Trade tensions have also risen in Asia, with tensions between South Korea and Japan intensifying.  Japan is implementing restrictions on exports to Korea of chemicals essential for chip making in retaliation over a ruling by Korea’s Supreme court awarding damages against Japanese companies for forced labour during the second world war. Japan says that such claims were settled under a 1965 treaty and is seeking arbitration. Korea evidently disagrees. The trade spat could also have widespread implications given the wide range of products that South Korean chips are used in, impacting supply chains globally.  Meetings between Japanese and Korean officials today will be watched for any rapprochement but any near term solution looks unlikely.

Fed’s Powell & China trade data in focus

US jobs data released at the end of last week will diminish hopes of more aggressive policy rate cuts from the Fed FOMC at its policy meeting at the end of the month.

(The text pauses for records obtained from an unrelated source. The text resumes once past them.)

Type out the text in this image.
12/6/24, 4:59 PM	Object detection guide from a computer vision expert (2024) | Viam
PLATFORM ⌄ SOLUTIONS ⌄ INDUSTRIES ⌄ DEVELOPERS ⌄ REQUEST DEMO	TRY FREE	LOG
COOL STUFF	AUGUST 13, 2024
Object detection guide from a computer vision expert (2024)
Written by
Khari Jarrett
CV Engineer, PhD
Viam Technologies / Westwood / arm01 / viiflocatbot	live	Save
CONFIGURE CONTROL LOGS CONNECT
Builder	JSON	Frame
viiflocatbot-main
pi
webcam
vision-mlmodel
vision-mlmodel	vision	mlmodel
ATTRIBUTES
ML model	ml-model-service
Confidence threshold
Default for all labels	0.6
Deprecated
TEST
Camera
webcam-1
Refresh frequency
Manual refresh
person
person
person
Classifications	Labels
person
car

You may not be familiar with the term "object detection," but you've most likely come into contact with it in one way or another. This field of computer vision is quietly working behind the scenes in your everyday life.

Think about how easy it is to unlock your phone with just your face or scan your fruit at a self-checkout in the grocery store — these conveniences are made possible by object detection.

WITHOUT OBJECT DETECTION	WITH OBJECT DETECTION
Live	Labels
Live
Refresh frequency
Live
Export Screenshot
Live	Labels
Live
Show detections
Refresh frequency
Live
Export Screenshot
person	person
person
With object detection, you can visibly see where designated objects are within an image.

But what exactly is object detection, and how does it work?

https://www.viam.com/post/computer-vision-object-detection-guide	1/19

Non-farm payrolls rose by 224,000 last month, beating market forecasts, a sharp improvement from the disappointing 72,000 increase in the previous month.

Despite the stronger than expected reading in June, the Fed is still likely to cut interest rates by 25 basis points amid concerns about a loss of growth momentum, trade tensions against the background of low inflation.  Soft US June CPI releases on Thursday this week will likely confirm the subdued inflationary backdrop.

Markets will be able to garner more clues during Fed Chair Powell’s testimony to Congress on Wednesday and Thursday while Fed FOMC minutes from the last meeting will also provide greater detail on Fed thinking.  Both are likely to help confirm expectations of a 25 basis point cut in rates at the next FOMC meeting.

The USD has recovered some if recent losses, helped at the end of last week but the US jobs report.  Further gains are likely to be limited (with the USD index likely to struggle to break 98.0) though much will depend on Powell’s testimony this week.

Also in focus this week will be China’s June trade data.  This data will be scrutinised in particular, for the trade surplus with the US and whether there are any signs of this surplus beginning to narrow.  The data will also give some indications of the health of China’s economy, with another weak print for imports, likely to show further softening in China’s growth momentum. Similarly weaker exports will highlight the softening in demand from key trading partners such as Korea.

Further evidence on the outlook for China’s economy will be seen in the release of monetary aggregates including new loan growth and aggregate financing. Meanwhile, China’s currency continues to remain stable amid the trade truce with the US.